D.Phil. thesis Hertford College, University of Oxford (2003)
This thesis is an exploration of Irish literary emigration to London in the nineteenth century, with particular reference to the 1880s and 1890s. These two decades witnessed a conflict between two generations of Irish emigrant writers and it is this conflict which forms the basis of the thesis. On the one hand were those emigrants – T.P. O’Connor, Justin McCarthy and R. Barry O’Brien – who typified the Irish literary defection to London in the nineteenth century, moving to England for a mixture of political, social, economic and cultural reasons. They were nationalists, but, like most Irish literary emigrants before them, they integrated themselves with British political and cultural life, developing a ‘mixed’ political-cultural identity in which British elements – principally Liberalism – were at play as well as Irish ones. By the 1880s they were well established in the world of Liberal London and played a prominent role in the Liberal Home Rule campaign of 1886-92. In these years, however, a new generation of Irish literary emigrants arrived in London – men like W.P. Ryan and D.P. Moran – and they were to be influenced by the Irish cultural revival rather than British Liberalism, becoming involved in the Southwark Irish Literary Club, the Irish Literary Society and the London Gaelic League during the 1880s and 1890s.

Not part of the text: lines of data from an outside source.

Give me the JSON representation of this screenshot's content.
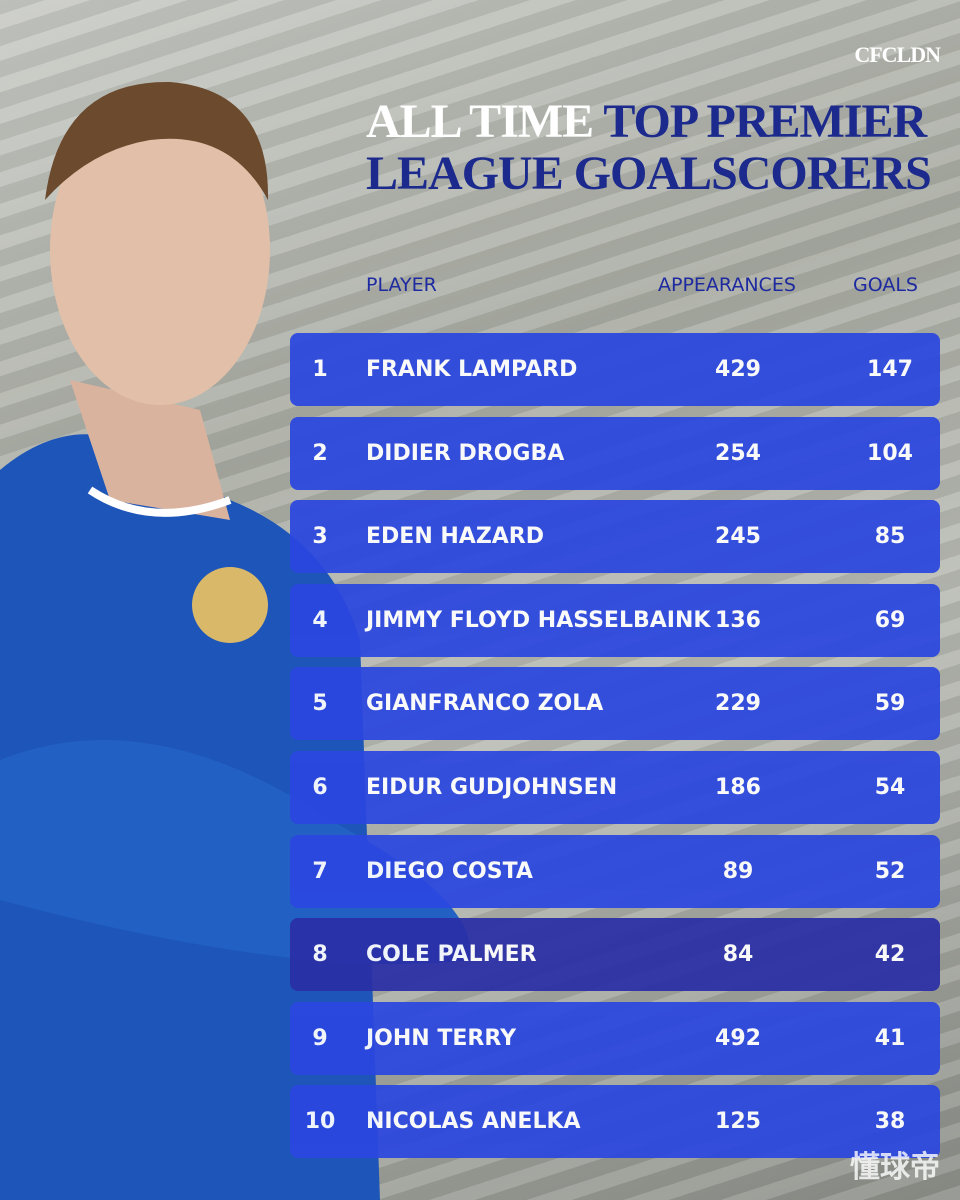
{
  "brand": "CFCLDN",
  "title": {
    "lines": [
      [
        "ALL TIME",
        "TOP PREMIER"
      ],
      [
        "LEAGUE GOALSCORERS"
      ]
    ],
    "highlight_color": "#1b2a8c"
  },
  "table": {
    "headers": {
      "player": "PLAYER",
      "appearances": "APPEARANCES",
      "goals": "GOALS"
    },
    "rows": [
      {
        "rank": 1,
        "player": "FRANK LAMPARD",
        "appearances": 429,
        "goals": 147,
        "color": "#2b47e0"
      },
      {
        "rank": 2,
        "player": "DIDIER DROGBA",
        "appearances": 254,
        "goals": 104,
        "color": "#2b47e0"
      },
      {
        "rank": 3,
        "player": "EDEN HAZARD",
        "appearances": 245,
        "goals": 85,
        "color": "#2b47e0"
      },
      {
        "rank": 4,
        "player": "JIMMY FLOYD HASSELBAINK",
        "appearances": 136,
        "goals": 69,
        "color": "#2b47e0"
      },
      {
        "rank": 5,
        "player": "GIANFRANCO ZOLA",
        "appearances": 229,
        "goals": 59,
        "color": "#2b47e0"
      },
      {
        "rank": 6,
        "player": "EIDUR GUDJOHNSEN",
        "appearances": 186,
        "goals": 54,
        "color": "#2b47e0"
      },
      {
        "rank": 7,
        "player": "DIEGO COSTA",
        "appearances": 89,
        "goals": 52,
        "color": "#2b47e0"
      },
      {
        "rank": 8,
        "player": "COLE PALMER",
        "appearances": 84,
        "goals": 42,
        "color": "#2a2fa6"
      },
      {
        "rank": 9,
        "player": "JOHN TERRY",
        "appearances": 492,
        "goals": 41,
        "color": "#2b47e0"
      },
      {
        "rank": 10,
        "player": "NICOLAS ANELKA",
        "appearances": 125,
        "goals": 38,
        "color": "#2b47e0"
      }
    ]
  },
  "watermark": "懂球帝"
}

Coming into contact with the ‘Home Rule’ writers, this ‘Revival’ generation would see their forerunners, with their ‘mixed’ identities, as Irishmen who had compromised culturally, who were essentially Anglicised. These cultural ‘warnings’ helped stimulate the cultural nationalism of the younger men, who, in the early 1900s, rejected the example of the ‘Home Rule’ generation and the long- standing pattern of cultural assimilation that they represented, by returning to Ireland and working for the Gaelic revival there. In doing so they illustrated the contrasting ways in which emigration to London could affect Irish litterateurs in the late nineteenth century.